Филип был счастлив.

107

   Заведующий отделом мистер Сэмпсон воспылал к Филипу симпатией. Мистер Сэмпсон был дамский угодник, и продавщицы поговаривали, что их нисколько не удивит, если он женится на какой-нибудь богатой покупательнице. Он жил за городом и частенько восхищал своих подчиненных, наряжаясь во фрак тут же в конторе. Иногда дежурные, наблюдавшие за уборкой, видели, как он возвращался наутро все в том же парадном костюме, и молча перемигивались, пока он переодевался в рабочий сюртук. В такие дни, выскользнув из магазина, чтобы позавтракать на скорую руку, мистер Сэмпсон на обратном пути сам подмигивал Филипу и, потирая руки, говорил:
   – Ну и ночка! Ну и ночка!
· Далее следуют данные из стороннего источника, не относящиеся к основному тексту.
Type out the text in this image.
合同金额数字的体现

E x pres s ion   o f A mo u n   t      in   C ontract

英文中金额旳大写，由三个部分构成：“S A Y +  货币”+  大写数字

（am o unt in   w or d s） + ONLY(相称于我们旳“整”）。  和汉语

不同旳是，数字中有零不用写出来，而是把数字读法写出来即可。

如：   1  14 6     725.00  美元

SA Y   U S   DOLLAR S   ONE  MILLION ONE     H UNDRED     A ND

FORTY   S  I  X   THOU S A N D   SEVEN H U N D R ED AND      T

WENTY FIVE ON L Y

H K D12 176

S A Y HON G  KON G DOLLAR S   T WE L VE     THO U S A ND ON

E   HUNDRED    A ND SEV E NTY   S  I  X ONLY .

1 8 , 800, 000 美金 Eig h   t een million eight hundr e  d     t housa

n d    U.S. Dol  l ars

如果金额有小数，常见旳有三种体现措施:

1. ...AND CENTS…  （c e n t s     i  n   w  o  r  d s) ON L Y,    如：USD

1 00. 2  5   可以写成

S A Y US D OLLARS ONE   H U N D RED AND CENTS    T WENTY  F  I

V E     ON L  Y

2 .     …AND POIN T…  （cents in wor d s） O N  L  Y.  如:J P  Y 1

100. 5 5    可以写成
С ума сойти!
   Мистер Сэмпсон заверил Филипа, что, кроме него, в магазине нет ни одного джентльмена и что только они двое и знают толк в жизни. Но затем он вдруг изменил тон, стал звать Филипа не «стариной», а «мистером Кэри», напустил на себя важный вид и поставил Филипа на место.
   Фирма «Линн и Седли» каждую неделю получала из Парижа новые журналы и приспосабливала французские моды к запросам своих покупателей. А покупатели фирмы были не совсем обычные. Основную их массу составляли обитательницы небольших промышленных городов, которые были чересчур большими модницами, чтобы заказывать наряды дома, и недостаточно знакомы с Лондоном, чтобы найти хорошую портниху по средствам. Кроме них, как ни странно, значительное место среди покупательниц занимали артистки мюзик-холла. Это была clientele note 96, которую приобрел сам мистер Сэмпсон, и он ею очень гордился. Они поначалу заказывали у «Линна и Седли» эстрадные костюмы, а он убедил их покупать здесь и другие туалеты.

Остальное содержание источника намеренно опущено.